Lifetime distribution of ChR2-WT in the 1,800- to 1,600-cm⁻¹ region. The lifetime distribution was estimated by the maximum entropy method, and bands resolved according to their wavenumber and time constant for rise (blue) and decay (red). Bands from dry (∼1,665 cm⁻¹) and hydrated helices (∼1,648 cm⁻¹) are labeled, as well as bands indicative of protonation changes of D156 (∼1,738 cm⁻¹).

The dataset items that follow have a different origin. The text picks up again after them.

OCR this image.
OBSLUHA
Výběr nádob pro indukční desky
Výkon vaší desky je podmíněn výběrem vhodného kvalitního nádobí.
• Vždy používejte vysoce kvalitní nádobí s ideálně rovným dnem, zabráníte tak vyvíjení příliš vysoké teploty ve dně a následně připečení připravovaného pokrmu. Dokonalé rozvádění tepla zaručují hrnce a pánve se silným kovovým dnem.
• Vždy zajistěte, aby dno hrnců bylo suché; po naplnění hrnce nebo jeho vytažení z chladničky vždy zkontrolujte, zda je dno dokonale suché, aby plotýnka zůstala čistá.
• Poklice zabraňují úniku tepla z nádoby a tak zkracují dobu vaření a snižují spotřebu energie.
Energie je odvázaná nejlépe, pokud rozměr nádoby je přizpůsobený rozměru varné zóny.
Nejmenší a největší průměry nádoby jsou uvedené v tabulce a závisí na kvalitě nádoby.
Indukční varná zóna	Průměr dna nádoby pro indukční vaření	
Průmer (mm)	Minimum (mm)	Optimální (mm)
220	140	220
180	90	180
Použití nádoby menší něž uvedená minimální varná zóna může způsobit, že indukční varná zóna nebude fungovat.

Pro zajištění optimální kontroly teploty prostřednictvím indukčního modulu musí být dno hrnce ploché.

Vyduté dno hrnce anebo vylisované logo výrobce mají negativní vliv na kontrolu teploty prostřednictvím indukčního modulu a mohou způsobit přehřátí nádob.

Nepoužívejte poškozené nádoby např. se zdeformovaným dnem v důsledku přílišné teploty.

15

Contrary to Fig. 4, the MS spectra were not narrowed by Fourier self-deconvolution before estimating the lifetime distribution.

Fig. 5.

Comparison of time-resolved currents and absorption changes of fast (E123T; Left) and slow (D156E; Right) CrChR2 variants after 10 ns light excitation. (A and C) Photocurrents at various voltages: (A) CrChR2-E123T and (C) CrChR2-D156E. The maximum (t_max) of the currents is indicated by green open circles. (B and D) Color surface of the transient absorption changes in the amide I region: (B) CrChR2-E123T and (D) CrChR2-D156E. (E) Comparison of the lifetime distribution of the photocurrents and the amide I changes for CrChR2-E123T and CrChR2-E156E.

Fig. S5.

IR difference spectrum of ChR2-E123T 450 μs after photoexcitation, color-coded by the correlation coefficient with the photocurrents at −40 mV. Details of the correlation procedure are given in Fig. S1.

Fig. S6.

Lifetime distribution of (A and D) the photocurrents and (C and F) the absorption changes in the 1,700– to 1,600-cm⁻¹ region for (A–C) ChR2-E123T and (D–F) ChR2-D156E. Lifetime distributions were estimated by the maximum entropy method. In C and F, only bands assigned to dry and hydrated helices are labeled. (B and E) Extracted lifetime distribution at a representative voltage and wavenumber values.

Fig. 6.

Schematic representation of the gating steps in channelrhodopsin-2 following light excitation, including water influx and efflux steps, retinal isomerization, and proton transfers involved in proton pumping (and potentially in the gating mechanism). Water influx takes place in two cooperative steps (τ = 10 and 200 μs). Cation permeation starts with τ = 200 μs, when the hydration of the pore is completed, and ends with τ = 10 ms, when half of the pore dewets and collapses. The carboxylic groups above and below the retinal (only a small part of the retinal molecule is shown) correspond to D156 and D253, respectively. X–H it is the terminal proton release group, still unassigned.

Fig. S7.

(Upper) Uncorrected photocurrents for ChR2 wild-type, E123T, and D156E variants at various voltages. (Lower) Photocurrents corrected for the current recorded at 0 mV. The scaling factor used was optimized to remove the peak artifact below 20 μs, and ranged from 0.8 to 1.2 (for D156E, we used a fixed scaling factor of 1).

Fig. S8.

Steady-state FTIR difference spectra of ChR2-WT hydrated with H₂¹⁶O and H₂¹⁸O at (A) 4 and (B) 8 cm⁻¹ instrumental resolution (see Fig. S2 for spectra at 2 cm⁻¹ resolution). Note that as the spectral resolution is decreased, the positive band is downshifted (1,650.0, 1,648.6, and 1,648.2 cm⁻¹ at 2, 4, and 8 cm⁻¹ resolution), reducing the observed downshift in H₂¹⁸O (2.5, 0.8, and 0.5 cm⁻¹ at 2, 4, and 8 cm⁻¹ resolution).